Unfortunately when prices for the pipes needed for this design were checked, they far exceeded the budget of the project, and since affordability was the primary concern, these designs too were abandonned.
The strategy of using pre-fabricated components was carried forward, and a barrel grill smoker was purchased from home depot and the design moved forward into fabrication.
In the image to the left the barrel is shown as a horizontal rectangle- this is the heat exchanger chamber with a spacer in the middle and rows of pancake coils wrapped around it. One pancake coil is shown in the image to the right, with the spacer again shown shaded in the middle.
The challenge here was integrating the fabricated components (the combustion chamber and ducts) with the
 barrel smoker. While the challenges could have been troubleshot, this process would have been arduous, and instead the project refocused on the feeding system for a pellet stove.
The image to the left now shows the full set up of a calibration experiment. After a few iterations were tested this design for a feed auger was chosen, with an auger drawing pellets out of a side hole cut in a wood pellet hopper.

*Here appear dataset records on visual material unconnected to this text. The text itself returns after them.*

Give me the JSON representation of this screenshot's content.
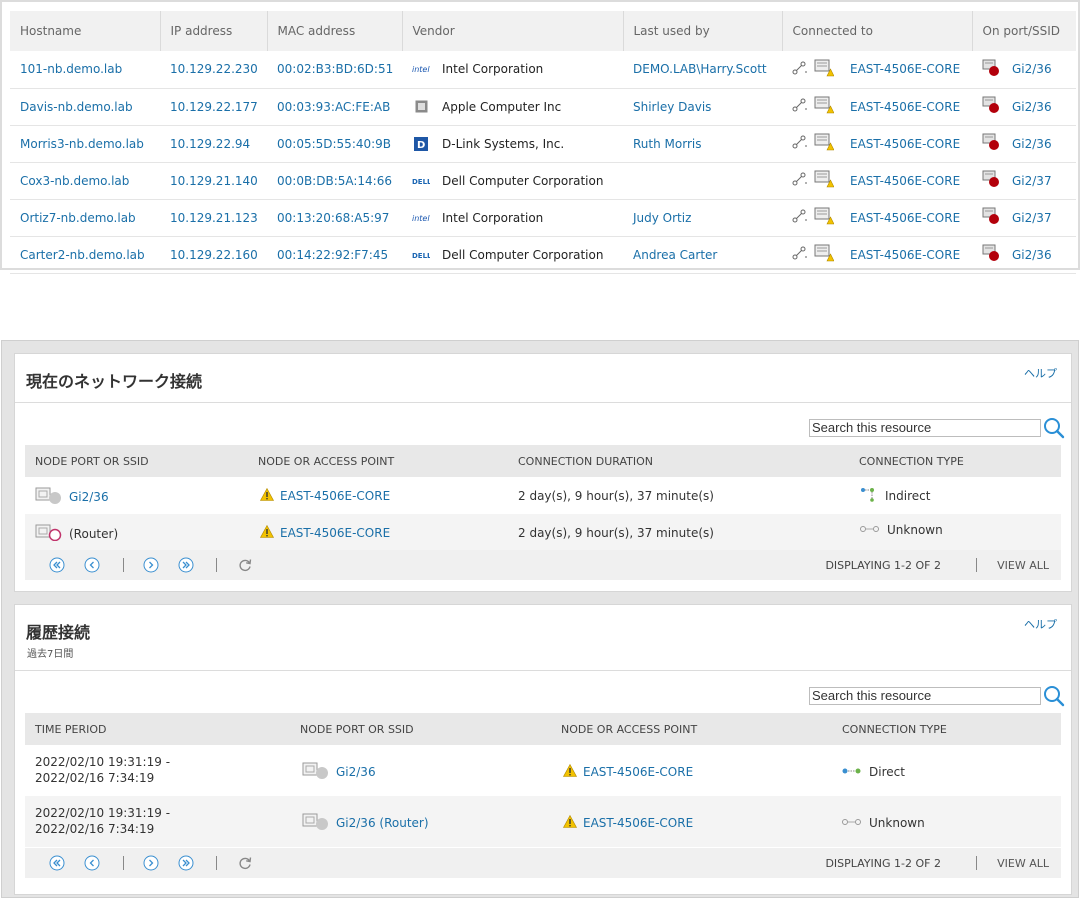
{
  "inventory": {
    "headers": [
      "Hostname",
      "IP address",
      "MAC address",
      "Vendor",
      "Last used by",
      "Connected to",
      "On port/SSID"
    ],
    "rows": [
      {
        "hostname": "101-nb.demo.lab",
        "ip": "10.129.22.230",
        "mac": "00:02:B3:BD:6D:51",
        "vendor_icon": "intel-logo-icon",
        "vendor": "Intel Corporation",
        "user": "DEMO.LAB\\Harry.Scott",
        "connected": "EAST-4506E-CORE",
        "port": "Gi2/36"
      },
      {
        "hostname": "Davis-nb.demo.lab",
        "ip": "10.129.22.177",
        "mac": "00:03:93:AC:FE:AB",
        "vendor_icon": "apple-logo-icon",
        "vendor": "Apple Computer Inc",
        "user": "Shirley Davis",
        "connected": "EAST-4506E-CORE",
        "port": "Gi2/36"
      },
      {
        "hostname": "Morris3-nb.demo.lab",
        "ip": "10.129.22.94",
        "mac": "00:05:5D:55:40:9B",
        "vendor_icon": "dlink-logo-icon",
        "vendor": "D-Link Systems, Inc.",
        "user": "Ruth Morris",
        "connected": "EAST-4506E-CORE",
        "port": "Gi2/36"
      },
      {
        "hostname": "Cox3-nb.demo.lab",
        "ip": "10.129.21.140",
        "mac": "00:0B:DB:5A:14:66",
        "vendor_icon": "dell-logo-icon",
        "vendor": "Dell Computer Corporation",
        "user": "",
        "connected": "EAST-4506E-CORE",
        "port": "Gi2/37"
      },
      {
        "hostname": "Ortiz7-nb.demo.lab",
        "ip": "10.129.21.123",
        "mac": "00:13:20:68:A5:97",
        "vendor_icon": "intel-logo-icon",
        "vendor": "Intel Corporation",
        "user": "Judy Ortiz",
        "connected": "EAST-4506E-CORE",
        "port": "Gi2/37"
      },
      {
        "hostname": "Carter2-nb.demo.lab",
        "ip": "10.129.22.160",
        "mac": "00:14:22:92:F7:45",
        "vendor_icon": "dell-logo-icon",
        "vendor": "Dell Computer Corporation",
        "user": "Andrea Carter",
        "connected": "EAST-4506E-CORE",
        "port": "Gi2/36"
      }
    ]
  },
  "current": {
    "title": "現在のネットワーク接続",
    "help": "ヘルプ",
    "search_placeholder": "Search this resource",
    "headers": {
      "port": "NODE PORT OR SSID",
      "node": "NODE OR ACCESS POINT",
      "duration": "CONNECTION DURATION",
      "type": "CONNECTION TYPE"
    },
    "rows": [
      {
        "port": "Gi2/36",
        "port_is_link": true,
        "node": "EAST-4506E-CORE",
        "duration": "2 day(s), 9 hour(s), 37 minute(s)",
        "type": "Indirect"
      },
      {
        "port": "(Router)",
        "port_is_link": false,
        "node": "EAST-4506E-CORE",
        "duration": "2 day(s), 9 hour(s), 37 minute(s)",
        "type": "Unknown"
      }
    ],
    "pager": {
      "info": "DISPLAYING 1-2 OF 2",
      "view_all": "VIEW ALL"
    }
  },
  "history": {
    "title": "履歴接続",
    "subtitle": "過去7日間",
    "help": "ヘルプ",
    "search_placeholder": "Search this resource",
    "headers": {
      "time": "TIME PERIOD",
      "port": "NODE PORT OR SSID",
      "node": "NODE OR ACCESS POINT",
      "type": "CONNECTION TYPE"
    },
    "rows": [
      {
        "time_start": "2022/02/10 19:31:19 -",
        "time_end": "2022/02/16 7:34:19",
        "port": "Gi2/36",
        "node": "EAST-4506E-CORE",
        "type": "Direct"
      },
      {
        "time_start": "2022/02/10 19:31:19 -",
        "time_end": "2022/02/16 7:34:19",
        "port": "Gi2/36 (Router)",
        "node": "EAST-4506E-CORE",
        "type": "Unknown"
      }
    ],
    "pager": {
      "info": "DISPLAYING 1-2 OF 2",
      "view_all": "VIEW ALL"
    }
  },
  "colors": {
    "link": "#1a6fa8",
    "warning": "#f2c200",
    "port_red": "#b3000b",
    "header_bg": "#e8e8e8"
  }
}
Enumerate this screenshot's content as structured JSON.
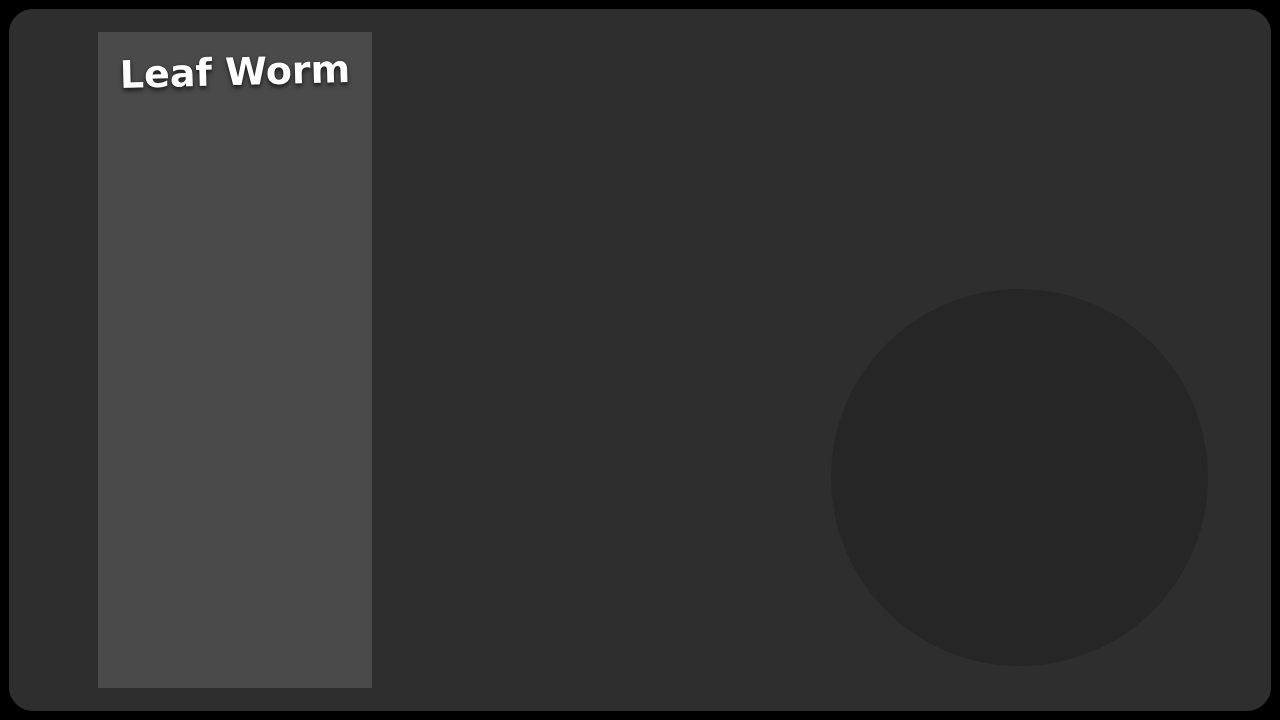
{
  "game": {
    "title": "Leaf Worm"
  },
  "colors": {
    "outer_frame": "#000000",
    "screen_background": "#2e2e2e",
    "side_panel": "#4a4a4a",
    "joystick_area": "#262626",
    "title_text": "#ffffff"
  }
}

The experiment sought to measure the precision of this system by applying a known voltage to the drill motor for a set duration of time. The pellets dispensed during this time period would then be collected and weighed with the scale shown on the right side of the picture. The hope was that with this simple and cheap feeding system a reliable and repeatable feed rate would be possible, however the power supply was not capable of providing the needed current to the motor, and this experiment was not able to go forward.